Africa’s most populous nation spent N730.9 billion on subsidising the retail price of petrol in 2018, an amount which was higher than funds allocated to education, health, infrastructure and other key ministries and parastatals that would have increased the economic growth or standard of living of its over 180 million people.

Wumi Iledare, a professor of Petroleum Economics and Policy Research at the Centre for Petroleum Energy Economics and Law, University of Ibadan, said payments of subsidy is a gorilla that will swallow Nigeria’s economy and lead to the collapse of education institutions, road infrastructures and health facilities because the country spends more than one quarter of the budget subsidising petrol which benefits the elites more than the populace.
“Ghana, our next door neighbour, doesn’t control the price of petrol, so why do we?” Iledare asked.

Over the years, the Nigerian government has subsidised electricity and petrol, paying the difference between the cost of production and the cost charged to customers in order to make them more affordable.

Buhari’s government has spent N7.9 trillion in the past four years importing petrol to augment supply from the country’s rickety refineries according to data from the National Bureau of Statistics (NBS). This is more than Nigeria’s entire 2017 budget of N7.2 trillion and 5 percent of the country’s current gross domestic product.

“It is a big shame that we are one of the world’s biggest producers of crude oil and still the world’s biggest importer of petrol. This has to change,” said Adeola Adenikinju, director, Centre for Petroleum and Energy Economics and Law and member of the Central Bank Monetary Policy Committee (MPC).

BusinessDay’s analysis of the latest financial records of Nigerian National Petroleum Corporation (NNPC) showed that in 2018 alone, the government spent N730.9 billion on subsidy, popularly called “Under Recovery”, which was higher than total budget of individual ministries such as Education (N651 billion), Health (N356 billion), Transportation (N267 billion), and Agriculture and Rural Development (N203 billion).

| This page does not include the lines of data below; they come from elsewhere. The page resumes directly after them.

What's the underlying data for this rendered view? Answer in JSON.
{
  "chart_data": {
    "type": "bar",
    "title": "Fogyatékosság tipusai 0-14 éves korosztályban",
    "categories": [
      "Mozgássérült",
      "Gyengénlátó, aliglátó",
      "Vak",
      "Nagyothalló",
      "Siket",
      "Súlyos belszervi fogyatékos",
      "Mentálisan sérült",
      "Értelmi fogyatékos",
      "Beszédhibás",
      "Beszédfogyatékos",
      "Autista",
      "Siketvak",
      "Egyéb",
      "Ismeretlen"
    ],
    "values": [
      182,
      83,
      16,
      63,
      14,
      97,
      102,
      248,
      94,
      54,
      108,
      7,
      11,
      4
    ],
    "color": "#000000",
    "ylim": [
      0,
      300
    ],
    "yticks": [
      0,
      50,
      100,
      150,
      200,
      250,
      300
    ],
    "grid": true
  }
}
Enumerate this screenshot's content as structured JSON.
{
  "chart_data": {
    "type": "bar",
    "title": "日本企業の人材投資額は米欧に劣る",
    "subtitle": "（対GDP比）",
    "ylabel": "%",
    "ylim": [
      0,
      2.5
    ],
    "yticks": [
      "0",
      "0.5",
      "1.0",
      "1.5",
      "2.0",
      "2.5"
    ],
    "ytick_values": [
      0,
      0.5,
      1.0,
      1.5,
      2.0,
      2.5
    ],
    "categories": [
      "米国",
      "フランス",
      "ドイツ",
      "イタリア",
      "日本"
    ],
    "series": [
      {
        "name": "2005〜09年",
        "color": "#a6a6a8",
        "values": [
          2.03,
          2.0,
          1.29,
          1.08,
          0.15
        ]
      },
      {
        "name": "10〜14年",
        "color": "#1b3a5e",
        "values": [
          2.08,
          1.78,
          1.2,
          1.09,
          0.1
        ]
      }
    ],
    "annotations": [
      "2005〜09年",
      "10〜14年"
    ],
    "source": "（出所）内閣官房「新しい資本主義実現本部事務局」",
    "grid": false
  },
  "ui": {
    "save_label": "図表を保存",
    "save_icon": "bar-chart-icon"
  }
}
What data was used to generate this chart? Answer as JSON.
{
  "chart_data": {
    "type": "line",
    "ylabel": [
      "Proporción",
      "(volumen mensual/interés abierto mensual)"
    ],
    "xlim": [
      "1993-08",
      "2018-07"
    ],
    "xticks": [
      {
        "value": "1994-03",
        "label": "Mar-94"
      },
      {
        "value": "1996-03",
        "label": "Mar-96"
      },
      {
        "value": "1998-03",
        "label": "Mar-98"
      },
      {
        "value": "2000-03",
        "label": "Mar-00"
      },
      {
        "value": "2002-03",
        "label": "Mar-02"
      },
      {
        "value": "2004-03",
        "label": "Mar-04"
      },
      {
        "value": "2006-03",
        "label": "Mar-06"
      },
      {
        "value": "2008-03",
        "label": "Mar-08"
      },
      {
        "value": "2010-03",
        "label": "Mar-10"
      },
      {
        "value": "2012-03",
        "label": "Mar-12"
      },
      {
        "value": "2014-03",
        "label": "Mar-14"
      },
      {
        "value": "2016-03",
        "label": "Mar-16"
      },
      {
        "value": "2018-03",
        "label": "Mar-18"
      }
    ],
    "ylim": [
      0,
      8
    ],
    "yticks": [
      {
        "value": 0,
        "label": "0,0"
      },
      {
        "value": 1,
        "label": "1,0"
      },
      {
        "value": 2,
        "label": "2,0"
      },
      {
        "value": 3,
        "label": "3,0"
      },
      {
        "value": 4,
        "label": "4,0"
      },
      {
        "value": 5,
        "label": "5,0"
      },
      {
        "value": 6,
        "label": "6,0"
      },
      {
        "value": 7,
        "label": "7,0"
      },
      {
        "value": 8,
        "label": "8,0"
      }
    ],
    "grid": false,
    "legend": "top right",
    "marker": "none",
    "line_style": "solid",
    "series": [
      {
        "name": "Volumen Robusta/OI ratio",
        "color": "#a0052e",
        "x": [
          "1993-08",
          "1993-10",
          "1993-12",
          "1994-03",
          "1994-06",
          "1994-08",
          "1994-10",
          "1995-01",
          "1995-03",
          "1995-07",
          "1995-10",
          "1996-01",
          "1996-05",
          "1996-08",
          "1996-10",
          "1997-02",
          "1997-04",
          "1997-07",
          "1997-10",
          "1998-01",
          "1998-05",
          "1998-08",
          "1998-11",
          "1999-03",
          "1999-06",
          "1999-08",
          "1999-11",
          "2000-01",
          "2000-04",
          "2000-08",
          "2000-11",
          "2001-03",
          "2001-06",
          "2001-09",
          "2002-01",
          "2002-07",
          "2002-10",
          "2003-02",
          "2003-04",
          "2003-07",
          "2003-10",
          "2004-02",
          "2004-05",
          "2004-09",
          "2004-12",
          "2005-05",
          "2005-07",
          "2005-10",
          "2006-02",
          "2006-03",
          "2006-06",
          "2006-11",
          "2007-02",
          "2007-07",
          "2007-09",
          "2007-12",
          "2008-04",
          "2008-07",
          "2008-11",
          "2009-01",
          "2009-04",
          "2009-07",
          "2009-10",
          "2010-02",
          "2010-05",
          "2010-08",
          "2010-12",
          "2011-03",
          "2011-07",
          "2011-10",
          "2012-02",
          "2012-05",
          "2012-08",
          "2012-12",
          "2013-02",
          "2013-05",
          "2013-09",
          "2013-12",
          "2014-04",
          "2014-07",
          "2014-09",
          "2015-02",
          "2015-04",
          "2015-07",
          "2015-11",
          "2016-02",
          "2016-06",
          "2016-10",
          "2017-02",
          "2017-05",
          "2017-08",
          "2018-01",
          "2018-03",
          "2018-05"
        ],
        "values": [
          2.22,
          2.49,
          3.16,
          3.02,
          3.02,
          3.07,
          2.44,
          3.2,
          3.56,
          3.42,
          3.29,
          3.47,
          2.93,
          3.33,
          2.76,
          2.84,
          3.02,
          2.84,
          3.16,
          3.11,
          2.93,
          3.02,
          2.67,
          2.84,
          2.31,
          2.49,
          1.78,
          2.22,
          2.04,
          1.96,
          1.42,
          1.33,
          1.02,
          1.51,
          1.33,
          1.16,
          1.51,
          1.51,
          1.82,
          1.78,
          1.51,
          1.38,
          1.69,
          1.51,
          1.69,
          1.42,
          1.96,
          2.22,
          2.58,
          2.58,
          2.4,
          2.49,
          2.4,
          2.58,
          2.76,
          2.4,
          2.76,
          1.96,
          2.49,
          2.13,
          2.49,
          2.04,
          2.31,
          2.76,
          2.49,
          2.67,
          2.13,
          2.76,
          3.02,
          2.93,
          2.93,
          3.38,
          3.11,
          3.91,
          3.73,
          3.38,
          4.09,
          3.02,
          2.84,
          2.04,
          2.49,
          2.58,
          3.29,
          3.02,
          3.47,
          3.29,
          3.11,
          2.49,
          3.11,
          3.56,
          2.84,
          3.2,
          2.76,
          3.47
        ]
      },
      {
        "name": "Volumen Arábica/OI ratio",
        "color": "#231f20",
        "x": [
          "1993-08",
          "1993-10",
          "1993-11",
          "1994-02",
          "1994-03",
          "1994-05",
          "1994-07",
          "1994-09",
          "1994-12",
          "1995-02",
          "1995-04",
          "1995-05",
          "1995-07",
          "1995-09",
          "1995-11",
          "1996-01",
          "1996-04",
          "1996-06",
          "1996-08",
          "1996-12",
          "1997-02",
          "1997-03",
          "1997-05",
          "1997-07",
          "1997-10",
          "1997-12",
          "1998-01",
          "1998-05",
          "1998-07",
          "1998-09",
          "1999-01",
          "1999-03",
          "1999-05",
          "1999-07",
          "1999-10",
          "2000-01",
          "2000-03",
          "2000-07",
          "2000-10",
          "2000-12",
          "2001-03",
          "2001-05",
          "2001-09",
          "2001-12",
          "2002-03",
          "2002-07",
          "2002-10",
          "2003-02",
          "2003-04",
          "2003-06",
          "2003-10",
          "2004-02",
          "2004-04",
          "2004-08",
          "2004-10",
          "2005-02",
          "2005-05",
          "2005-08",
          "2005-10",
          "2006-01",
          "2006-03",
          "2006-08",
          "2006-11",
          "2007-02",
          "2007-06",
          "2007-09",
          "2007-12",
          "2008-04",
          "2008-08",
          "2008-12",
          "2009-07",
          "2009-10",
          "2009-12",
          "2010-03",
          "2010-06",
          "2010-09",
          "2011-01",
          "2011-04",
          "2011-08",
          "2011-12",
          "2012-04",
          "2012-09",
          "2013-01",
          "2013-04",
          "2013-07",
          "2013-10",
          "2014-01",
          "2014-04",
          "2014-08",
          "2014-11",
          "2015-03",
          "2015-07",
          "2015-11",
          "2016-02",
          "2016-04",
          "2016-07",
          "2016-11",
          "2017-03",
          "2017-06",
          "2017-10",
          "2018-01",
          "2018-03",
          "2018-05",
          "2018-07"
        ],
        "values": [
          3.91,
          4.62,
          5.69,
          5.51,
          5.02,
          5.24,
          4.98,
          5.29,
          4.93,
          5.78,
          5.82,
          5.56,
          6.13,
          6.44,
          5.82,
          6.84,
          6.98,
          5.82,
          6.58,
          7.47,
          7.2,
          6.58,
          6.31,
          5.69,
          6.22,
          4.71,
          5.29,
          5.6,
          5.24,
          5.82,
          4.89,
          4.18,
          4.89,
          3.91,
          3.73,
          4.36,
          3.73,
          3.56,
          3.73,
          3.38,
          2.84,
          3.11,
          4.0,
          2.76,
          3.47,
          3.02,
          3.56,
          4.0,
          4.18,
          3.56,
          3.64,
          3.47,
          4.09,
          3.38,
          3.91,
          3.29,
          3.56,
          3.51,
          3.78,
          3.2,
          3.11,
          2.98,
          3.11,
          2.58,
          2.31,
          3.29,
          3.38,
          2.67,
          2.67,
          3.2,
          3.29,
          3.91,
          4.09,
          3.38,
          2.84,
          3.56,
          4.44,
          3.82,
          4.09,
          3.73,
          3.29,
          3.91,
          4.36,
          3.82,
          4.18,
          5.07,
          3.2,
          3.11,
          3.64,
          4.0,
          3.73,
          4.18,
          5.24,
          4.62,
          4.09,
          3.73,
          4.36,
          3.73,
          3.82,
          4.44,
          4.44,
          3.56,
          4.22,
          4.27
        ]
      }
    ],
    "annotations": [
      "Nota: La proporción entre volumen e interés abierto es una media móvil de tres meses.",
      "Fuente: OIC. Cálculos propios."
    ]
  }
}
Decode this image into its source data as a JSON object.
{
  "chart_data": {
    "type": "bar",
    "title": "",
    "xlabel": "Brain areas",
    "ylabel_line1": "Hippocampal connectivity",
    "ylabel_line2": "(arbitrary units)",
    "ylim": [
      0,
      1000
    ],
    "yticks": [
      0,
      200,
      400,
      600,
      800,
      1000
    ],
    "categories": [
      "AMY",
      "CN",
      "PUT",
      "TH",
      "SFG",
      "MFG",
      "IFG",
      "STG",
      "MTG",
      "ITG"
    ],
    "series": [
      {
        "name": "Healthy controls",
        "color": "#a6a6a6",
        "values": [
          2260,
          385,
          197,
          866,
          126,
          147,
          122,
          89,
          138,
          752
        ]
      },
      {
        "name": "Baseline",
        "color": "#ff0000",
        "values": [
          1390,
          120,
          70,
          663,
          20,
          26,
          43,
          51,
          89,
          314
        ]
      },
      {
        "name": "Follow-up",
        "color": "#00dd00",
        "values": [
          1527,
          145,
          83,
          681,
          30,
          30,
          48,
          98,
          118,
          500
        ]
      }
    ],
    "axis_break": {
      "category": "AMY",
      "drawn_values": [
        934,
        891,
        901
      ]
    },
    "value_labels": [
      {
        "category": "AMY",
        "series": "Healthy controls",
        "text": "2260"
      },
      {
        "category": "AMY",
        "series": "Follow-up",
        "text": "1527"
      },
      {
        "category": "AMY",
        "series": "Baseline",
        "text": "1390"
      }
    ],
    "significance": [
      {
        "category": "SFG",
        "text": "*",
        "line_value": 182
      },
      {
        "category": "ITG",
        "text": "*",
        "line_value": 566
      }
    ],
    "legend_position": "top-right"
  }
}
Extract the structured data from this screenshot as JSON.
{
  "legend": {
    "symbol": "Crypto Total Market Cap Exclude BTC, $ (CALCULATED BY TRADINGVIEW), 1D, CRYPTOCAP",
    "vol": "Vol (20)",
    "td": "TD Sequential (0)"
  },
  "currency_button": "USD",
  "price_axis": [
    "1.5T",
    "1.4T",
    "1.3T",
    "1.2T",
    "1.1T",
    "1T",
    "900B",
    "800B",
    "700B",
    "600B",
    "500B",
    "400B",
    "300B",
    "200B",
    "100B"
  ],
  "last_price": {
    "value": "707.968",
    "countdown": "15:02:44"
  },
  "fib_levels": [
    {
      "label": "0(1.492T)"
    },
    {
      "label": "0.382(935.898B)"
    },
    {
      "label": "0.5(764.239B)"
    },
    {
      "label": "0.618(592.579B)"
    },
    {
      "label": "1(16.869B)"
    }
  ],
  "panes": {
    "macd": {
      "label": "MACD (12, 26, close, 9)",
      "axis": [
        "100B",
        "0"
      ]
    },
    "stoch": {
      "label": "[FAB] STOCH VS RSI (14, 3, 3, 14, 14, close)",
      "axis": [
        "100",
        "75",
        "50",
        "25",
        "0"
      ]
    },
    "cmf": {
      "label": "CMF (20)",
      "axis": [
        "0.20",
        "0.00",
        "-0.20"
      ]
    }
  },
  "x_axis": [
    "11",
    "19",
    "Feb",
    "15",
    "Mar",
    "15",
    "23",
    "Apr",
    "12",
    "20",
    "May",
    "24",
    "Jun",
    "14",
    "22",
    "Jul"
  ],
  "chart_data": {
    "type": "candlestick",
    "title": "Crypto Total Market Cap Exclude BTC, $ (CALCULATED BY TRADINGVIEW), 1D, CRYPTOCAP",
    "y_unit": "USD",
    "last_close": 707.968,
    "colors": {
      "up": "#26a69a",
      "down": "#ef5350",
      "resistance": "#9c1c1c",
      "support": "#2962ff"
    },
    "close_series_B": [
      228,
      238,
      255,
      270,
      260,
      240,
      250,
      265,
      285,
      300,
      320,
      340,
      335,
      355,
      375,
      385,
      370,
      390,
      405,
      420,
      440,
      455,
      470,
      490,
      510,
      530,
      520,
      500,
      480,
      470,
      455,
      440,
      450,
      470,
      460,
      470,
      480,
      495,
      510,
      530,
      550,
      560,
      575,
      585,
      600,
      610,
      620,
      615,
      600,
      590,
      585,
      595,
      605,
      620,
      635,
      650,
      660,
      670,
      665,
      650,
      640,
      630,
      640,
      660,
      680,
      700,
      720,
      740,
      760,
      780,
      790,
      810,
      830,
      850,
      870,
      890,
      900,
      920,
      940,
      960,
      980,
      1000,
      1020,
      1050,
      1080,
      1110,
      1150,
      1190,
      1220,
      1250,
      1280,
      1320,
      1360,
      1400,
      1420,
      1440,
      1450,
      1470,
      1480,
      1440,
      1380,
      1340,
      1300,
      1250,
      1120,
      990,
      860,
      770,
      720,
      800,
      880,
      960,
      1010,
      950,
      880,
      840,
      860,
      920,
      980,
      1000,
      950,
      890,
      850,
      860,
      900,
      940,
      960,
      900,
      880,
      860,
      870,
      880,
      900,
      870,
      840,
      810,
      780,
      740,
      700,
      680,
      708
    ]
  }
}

This could persist for the next four years unless the government finds a way around the fuel subsidy quagmire.

BusinessDay had in an earlier report quoted analysts at RenCap as saying that “there seems to be some unwillingness on the part of the government to completely remove the de facto subsidies at this time”. Rather, “the intention will be to progressively deal with the subsidies by ensuring a better subsidy regime in a bid to ultimately reduce them over time”.

But despite these realities, the reaction from Nigerians has been immediate and sharp against any planned removal of subsidy which will lead to increase in fuel price. Many said this would affect the already impoverished masses and throw the country into deeper crisis.
The Nigeria Labour Congress (NLC) immediately rose to denounce any planned removal of subsidy on fuel, saying “it would result in astronomical increase in the pump price of petroleum and cost of other goods and services”.

Ayuba Wabba, NLC president, said in a statement that the IMF advice was harmful because among the agenda usually set for any president that emerges in the country are “the devaluation of currency, removal of subsidy, and opening of the country’s borders to free trade”. He added that the solution to the problem of subsidy was local refining of products, which will drive down cost of products and end the corruption associated with the present subsidy regime.

The need to make NNPC curtail losses, improve transparency, attract investors, stimulate growth and increase government revenues has led to agitations for reforms in the oil and gas sector as stipulated in the Petroleum Industry Bill (PIB).